The four landscape watercolours of Yorkshire by Turner were first owned by Sir William Pilkington, 8th Baronet, of Chevet Hall, near Wakefield, a landowner and amateur artist and related by marriage to Walter Fawkes. We do not know if Pilkington commissioned the works, but it seems more likely that Turner chose the subjects himself and offered the finished works for sale to his patron. Pilkington owned a total of 12 watercolours by Turner, including a view of the Washburn Valley, in the Yorkshire Dales, now at the British Museum.
The two hunting scenes, Woodcock Shooting at Otley Chevin and Grouse Shooting were published in 1852 by Joseph Hogarth (1801–1879) as chromolithographs by the Leighton Brothers. It is not known whether Hogarth acquired the Turner watercolours from William Pilkington, who died on 30 September 1850, or from Pilkington’s descendants. It is likely that work on the lithographs began while Turner was still alive (he died in December 1851) and that he was aware of them. They provide an invaluable document of how the watercolours would have looked in Turner’s day.
All four watercolours are next recorded in a major sale of Hogarth’s stock held 7–30 July 1854:
Lot 7537: ‘Scarborough, boys catching crabs, early morning, a most beautiful drawing, framed and glazed’
Lot 6269: ‘seat of the Earl of Ripon, in Yorkshire, framed and glazed’
Lot 6685: ‘Woodcock Shooting - Scene on the Chiver, framed and glazed’
Lot 6686: ‘Grouse Shooting- The Moor framed and glazed’ (‘These two drawings are the only sporting subjects the artist ever painted. They have been highly recommended by several eminent sportsmen for their accuracy and truthfulness.’)
They were acquired at the sale by Hogarth’s business partner, Elhanan Bicknell (1788-1861), who had made his fortune in the whaling industry. According to Bicknell’s nephew, Edgar Browne:
‘Besides the pictures on the walls, Mr Bicknell had stowed away others of equal importance. I shall never forget the thrill I experienced when he produced from a portfolio Turner’s four Yorkshire drawings [i.e. watercolours] which had never been exposed.’
However, they were in fact recorded in the Hogarth sale as framed and glazed; watercolours were often framed and mounted on the walls for exhibition, as they were at the large retrospective held by Walter Fawkes at his London residence in 1819.
At the sale by Christie’s of Elhanan Bicknell’s collection in 1863, all four were acquired by Richard Seymour Conway, 4th Marquess of Hertford (1800–1870) through his dealer, Wells, for 1,970 guineas (significantly more than the £600 Bicknell had paid for the four only nine years earlier). The lots were described as follows:
‘Scarborough Castle’, 1809: 520 guineas
‘Mowbray Lodge, Ripon’: 510 guineas
‘Grouse Shooting with a portrait of the artists and dogs by Stubbs’: 430 guineas
‘Woodcock Shooting with a Portrait of Sir Henry [William] Pilkington, 1813’: 510 guineas
We may wonder why the Anglo-French collector did not acquire more of the large range of Turner’s paintings available at the sale, choosing instead the four views of Yorkshire, a county he barely knew.
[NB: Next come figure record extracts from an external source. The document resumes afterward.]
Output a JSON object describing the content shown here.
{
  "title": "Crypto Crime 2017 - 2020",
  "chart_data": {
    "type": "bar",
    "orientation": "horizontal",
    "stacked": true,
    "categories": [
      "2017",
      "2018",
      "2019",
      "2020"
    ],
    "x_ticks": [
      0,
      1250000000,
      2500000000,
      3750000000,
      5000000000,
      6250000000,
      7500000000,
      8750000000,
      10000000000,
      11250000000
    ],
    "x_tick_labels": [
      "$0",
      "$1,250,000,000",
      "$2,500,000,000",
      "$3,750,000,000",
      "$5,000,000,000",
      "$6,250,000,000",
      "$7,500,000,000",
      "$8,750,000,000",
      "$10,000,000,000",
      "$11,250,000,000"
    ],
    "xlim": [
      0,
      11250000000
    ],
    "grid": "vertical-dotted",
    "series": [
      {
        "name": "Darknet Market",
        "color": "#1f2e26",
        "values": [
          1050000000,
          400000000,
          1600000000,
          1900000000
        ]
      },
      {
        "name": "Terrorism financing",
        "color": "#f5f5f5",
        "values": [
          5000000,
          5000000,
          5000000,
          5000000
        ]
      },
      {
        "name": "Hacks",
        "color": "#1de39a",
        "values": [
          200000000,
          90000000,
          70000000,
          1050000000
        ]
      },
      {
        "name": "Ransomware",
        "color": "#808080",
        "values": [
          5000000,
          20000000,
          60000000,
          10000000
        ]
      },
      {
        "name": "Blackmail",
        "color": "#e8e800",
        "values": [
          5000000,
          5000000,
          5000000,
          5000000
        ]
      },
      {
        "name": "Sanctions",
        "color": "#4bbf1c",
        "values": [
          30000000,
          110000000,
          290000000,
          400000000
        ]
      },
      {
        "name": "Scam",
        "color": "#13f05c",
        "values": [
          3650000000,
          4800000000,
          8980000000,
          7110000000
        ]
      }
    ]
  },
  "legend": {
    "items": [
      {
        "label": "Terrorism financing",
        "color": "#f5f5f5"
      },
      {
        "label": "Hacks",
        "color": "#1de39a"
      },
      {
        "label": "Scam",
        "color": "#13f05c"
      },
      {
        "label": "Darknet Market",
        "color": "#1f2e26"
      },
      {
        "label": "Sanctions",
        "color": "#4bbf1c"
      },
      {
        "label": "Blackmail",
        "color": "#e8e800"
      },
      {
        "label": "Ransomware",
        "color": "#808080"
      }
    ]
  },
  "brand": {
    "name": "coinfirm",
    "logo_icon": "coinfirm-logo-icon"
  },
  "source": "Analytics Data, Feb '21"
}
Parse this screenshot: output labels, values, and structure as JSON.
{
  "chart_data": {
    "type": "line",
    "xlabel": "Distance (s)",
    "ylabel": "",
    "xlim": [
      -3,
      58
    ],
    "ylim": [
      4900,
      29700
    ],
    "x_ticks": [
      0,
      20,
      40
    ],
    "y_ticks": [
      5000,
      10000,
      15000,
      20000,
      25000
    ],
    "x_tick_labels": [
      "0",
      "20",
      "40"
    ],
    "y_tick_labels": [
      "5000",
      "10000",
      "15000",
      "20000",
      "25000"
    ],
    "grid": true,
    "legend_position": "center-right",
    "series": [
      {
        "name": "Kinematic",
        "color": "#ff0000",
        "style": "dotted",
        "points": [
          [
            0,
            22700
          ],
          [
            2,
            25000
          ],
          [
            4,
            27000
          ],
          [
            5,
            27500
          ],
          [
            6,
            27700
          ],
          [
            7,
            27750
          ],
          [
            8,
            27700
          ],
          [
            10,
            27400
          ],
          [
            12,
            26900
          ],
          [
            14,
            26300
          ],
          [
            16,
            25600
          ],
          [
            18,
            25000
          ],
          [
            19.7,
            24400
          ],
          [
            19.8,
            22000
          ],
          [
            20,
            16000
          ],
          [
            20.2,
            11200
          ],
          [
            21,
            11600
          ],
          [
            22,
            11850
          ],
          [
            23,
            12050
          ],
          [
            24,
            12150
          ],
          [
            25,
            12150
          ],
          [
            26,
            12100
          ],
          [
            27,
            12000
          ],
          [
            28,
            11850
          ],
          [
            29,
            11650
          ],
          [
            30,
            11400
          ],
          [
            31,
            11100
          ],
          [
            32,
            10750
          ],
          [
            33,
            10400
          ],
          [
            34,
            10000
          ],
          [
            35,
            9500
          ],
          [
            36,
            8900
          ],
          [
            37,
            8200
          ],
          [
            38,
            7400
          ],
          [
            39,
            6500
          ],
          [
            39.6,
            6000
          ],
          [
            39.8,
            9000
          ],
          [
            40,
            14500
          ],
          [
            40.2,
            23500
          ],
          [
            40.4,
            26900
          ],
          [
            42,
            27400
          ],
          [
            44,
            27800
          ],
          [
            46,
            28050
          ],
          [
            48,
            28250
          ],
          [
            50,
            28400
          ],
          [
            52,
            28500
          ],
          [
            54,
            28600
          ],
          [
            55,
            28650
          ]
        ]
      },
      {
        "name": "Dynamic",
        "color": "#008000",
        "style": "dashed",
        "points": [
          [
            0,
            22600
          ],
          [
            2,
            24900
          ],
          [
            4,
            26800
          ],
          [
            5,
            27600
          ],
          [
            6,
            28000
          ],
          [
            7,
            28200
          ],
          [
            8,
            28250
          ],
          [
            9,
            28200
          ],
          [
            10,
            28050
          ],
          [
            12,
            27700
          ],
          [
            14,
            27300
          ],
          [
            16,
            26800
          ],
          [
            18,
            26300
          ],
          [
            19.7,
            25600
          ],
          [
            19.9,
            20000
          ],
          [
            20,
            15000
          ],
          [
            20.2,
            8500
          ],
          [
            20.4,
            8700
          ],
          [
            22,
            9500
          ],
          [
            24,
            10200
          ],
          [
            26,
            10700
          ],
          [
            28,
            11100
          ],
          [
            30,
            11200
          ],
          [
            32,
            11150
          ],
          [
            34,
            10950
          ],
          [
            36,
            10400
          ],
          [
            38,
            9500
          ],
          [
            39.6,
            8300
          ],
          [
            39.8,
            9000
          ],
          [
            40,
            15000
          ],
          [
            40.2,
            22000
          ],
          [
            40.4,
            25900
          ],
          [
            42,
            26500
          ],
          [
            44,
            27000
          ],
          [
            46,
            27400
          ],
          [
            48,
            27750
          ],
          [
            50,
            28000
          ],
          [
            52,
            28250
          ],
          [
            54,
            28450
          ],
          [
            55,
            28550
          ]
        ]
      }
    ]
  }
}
According to the 1890 inventory of Hertford House, the watercolours were kept either mounted or in portfolios. A photograph from this date, when Hertford’s likely son, Sir Richard Wallace (1818–1890), lived in the house, shows the Turners mounted in the Study in gilt frames. They were lent regularly to major exhibitions: the Art Treasures of the United Kingdom, Old Trafford, Manchester, 1857; Bethnal Green Museum, 1872–5, The Industrial Exhibition and Bazaar, Ulster Hall, Belfast, 23 May 1876; an exhibition of deceased British painters held at the Royal Academy in 1887.
While on display at the Bethnal Green Museum, they were admired by Henry James as ‘a full measure of his [Turner’s] genius’, who singled out Grouse Shooting and Hackfall for particular praise. He observed ‘what strikes us in works of the period to which these belong is their marvellous moderation. The painter’s touch is as assured as the beat of a musical phrase, and indeed to find a proper analogy for this rare exhibition of sustained and, as we may say, retained power, we must resort to a sister art and recall the impression of a great singer holding a withdrawn note and dealing it out with measured exactness.’
When the Wallace Collection opened to the public, they were displayed in corridors off the main galleries. They have been kept in storage since the 1980s, and were briefly on display in 2003 to complement the exhibition Constable to Delacroix. British Art and the French Romantics held at Tate. Our display marks the first time that the watercolours have been on display since that date.